Wie wir spätestens seit der Veröffentlichung der Erstquartalszahlen wissen, hat die Grossbank ein Ertragsproblem – und damit auch ein Kostenproblem. Doch nicht nur an den Erträgen gemessen, auch an der Börse ist die Credit Suisse mit einer Kapitalisierung von gerade mal 17 Milliarden Franken leider nur noch ein Schatten ihrer selbst. Ich wäre nicht überrascht, wenn der gedrückte Aktienkurs in angelsächsischen Bankenkreisen Begehrlichkeiten wecken würde. Auch dass sich oppositionelle Finanzinvestoren bei der Grossbank einnisten, halte ich für denkbar.

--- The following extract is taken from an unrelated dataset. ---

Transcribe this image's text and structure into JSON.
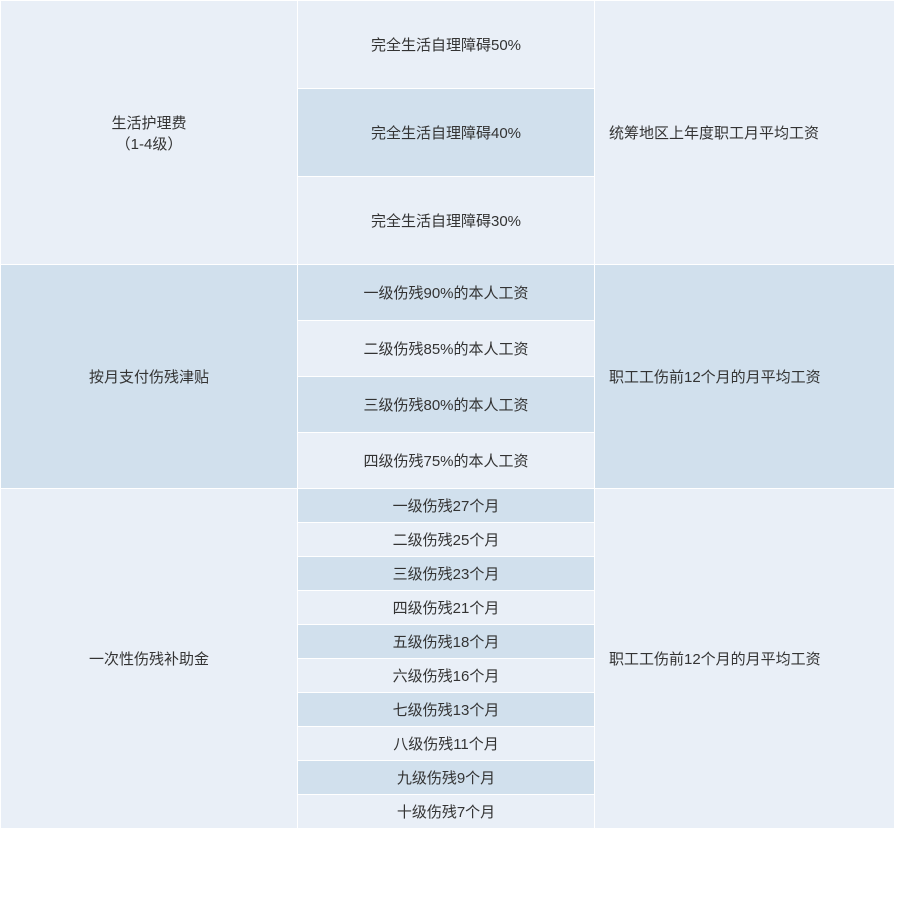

Bei Zur Rose sind die Probleme – anders als bei der Credit Suisse – nicht hausgemacht. Vielmehr muss die Versandapotheke für die Unzulänglichkeiten des deutschen Gesundheitswesens in Sachen Digitalisierung büssen. Dass nun aber Bewegung in die Sache kommen soll, hat in den letzten Tagen erste Leerverkäufer dazu bewegt, ihre Wetten gegen die Aktien von Zur Rose zu schliessen. Denn je schneller unser nördlicher Nachbar elektronische Medikamentenrezepte einführt, desto geringer ist die Wahrscheinlichkeit, dass die Versandapotheke zum Überbrücken der Durststrecke noch einmal neues Eigenkapital benötigt.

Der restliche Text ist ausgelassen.